De forme quadratique, le cristal possède deux clivages assez nets ; il est souvent maclé en genou ou en cœur. L'association en réseau plan de plusieurs macles est typique. Transparent en lame mince, il a un éclat adamantin, métallique et un pléochroïsme plus ou moins net (jaune-vert à brun-rouge). Sa masse volumique est de 4,3 à 5,6 g/cm3 et sa dureté de 6.
C'est la variété polymorphique de l'oxyde de titane (TiO2) la plus stable à pression et température élevées ; dans sa maille cristalline, chaque atome de titane est entouré d'atomes d'oxygène disposés aux sommets d'un octaèdre presque régulier. Ces derniers s'alignent en colonne suivant l'axe c, ce qui explique la forme circulaire des cristaux.
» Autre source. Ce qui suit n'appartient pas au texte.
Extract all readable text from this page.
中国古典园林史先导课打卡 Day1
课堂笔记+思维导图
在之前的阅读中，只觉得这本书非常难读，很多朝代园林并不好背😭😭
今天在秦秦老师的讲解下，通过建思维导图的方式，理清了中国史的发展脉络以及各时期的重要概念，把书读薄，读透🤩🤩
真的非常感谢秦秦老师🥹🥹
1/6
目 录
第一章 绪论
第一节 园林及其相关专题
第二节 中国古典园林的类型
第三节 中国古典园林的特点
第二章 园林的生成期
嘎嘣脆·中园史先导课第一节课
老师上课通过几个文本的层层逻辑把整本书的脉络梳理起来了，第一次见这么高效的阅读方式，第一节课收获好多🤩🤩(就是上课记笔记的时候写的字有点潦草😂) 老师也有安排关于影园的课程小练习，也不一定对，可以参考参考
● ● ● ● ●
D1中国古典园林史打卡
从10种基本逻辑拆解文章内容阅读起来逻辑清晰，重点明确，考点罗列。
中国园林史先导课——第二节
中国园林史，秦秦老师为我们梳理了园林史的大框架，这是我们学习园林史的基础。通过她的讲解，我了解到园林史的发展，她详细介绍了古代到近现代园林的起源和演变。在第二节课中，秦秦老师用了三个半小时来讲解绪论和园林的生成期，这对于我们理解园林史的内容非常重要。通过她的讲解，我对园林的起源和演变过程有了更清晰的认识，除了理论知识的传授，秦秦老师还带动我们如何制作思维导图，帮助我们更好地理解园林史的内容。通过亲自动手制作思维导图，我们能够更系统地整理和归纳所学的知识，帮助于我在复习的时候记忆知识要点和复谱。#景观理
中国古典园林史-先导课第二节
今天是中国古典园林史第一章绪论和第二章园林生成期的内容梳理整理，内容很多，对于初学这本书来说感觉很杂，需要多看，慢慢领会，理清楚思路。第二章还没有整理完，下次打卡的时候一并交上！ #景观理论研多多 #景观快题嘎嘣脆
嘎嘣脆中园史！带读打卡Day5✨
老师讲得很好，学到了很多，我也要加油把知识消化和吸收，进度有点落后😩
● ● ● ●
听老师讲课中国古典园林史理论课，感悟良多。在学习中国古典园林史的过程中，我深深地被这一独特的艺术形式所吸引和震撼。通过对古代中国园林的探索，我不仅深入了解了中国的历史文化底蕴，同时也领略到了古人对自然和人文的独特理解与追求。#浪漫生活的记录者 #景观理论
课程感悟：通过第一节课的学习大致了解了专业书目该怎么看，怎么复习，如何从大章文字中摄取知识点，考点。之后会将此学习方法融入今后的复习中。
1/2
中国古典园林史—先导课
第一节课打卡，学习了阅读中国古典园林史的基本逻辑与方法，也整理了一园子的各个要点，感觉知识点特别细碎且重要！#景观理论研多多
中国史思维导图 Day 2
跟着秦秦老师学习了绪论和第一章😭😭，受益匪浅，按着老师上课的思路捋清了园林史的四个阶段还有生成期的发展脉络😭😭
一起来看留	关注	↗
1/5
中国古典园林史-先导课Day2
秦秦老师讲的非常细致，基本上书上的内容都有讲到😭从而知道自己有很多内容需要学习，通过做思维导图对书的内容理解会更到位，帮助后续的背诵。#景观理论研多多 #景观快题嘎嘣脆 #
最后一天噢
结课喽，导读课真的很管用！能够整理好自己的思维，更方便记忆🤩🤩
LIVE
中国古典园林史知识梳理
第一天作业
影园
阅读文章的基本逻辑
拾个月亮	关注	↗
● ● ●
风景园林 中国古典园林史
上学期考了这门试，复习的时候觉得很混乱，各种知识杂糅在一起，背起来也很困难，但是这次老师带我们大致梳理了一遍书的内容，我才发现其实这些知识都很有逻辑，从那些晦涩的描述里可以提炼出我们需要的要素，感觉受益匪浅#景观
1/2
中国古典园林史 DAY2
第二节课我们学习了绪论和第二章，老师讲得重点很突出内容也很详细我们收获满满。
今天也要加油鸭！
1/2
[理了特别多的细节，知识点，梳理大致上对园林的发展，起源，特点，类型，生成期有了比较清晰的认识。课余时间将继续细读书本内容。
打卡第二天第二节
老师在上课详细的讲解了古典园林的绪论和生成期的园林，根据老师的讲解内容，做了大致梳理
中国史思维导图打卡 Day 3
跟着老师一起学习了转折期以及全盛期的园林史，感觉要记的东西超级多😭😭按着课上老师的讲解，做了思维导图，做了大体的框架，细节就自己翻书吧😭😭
Sa composition chimique (60 p. 100 de titane) peut comprendre du tantale, du niobium, du fer ou de l'étain en impuretés. Si le fer est souvent dû à l'intercroissance de l'ilménite, la présence de tantale ou de niobium s'explique par contre par la similarité des rayons ioniques du titane, du tantale et du niobium. Cette similarité des rayons entraîne d'autre part une tendance à la formation de mélanges isomorphiques entre le rutile, les niobates et les tantalates. Quant au gisement, le rutile est un minéral accessoire des roches éruptives, riches en hornblende et en biotite, et des roches métamorphiques (gneiss, micaschistes et cipolins). On le trouve, d'autre part, comme minéral détritique dans les alluvions aurifères et les roches sédimentaires. Il peut exister en fines aiguilles dans les cristaux de quartz sous forme de cheveux de Vénus ou de flèches d'amour.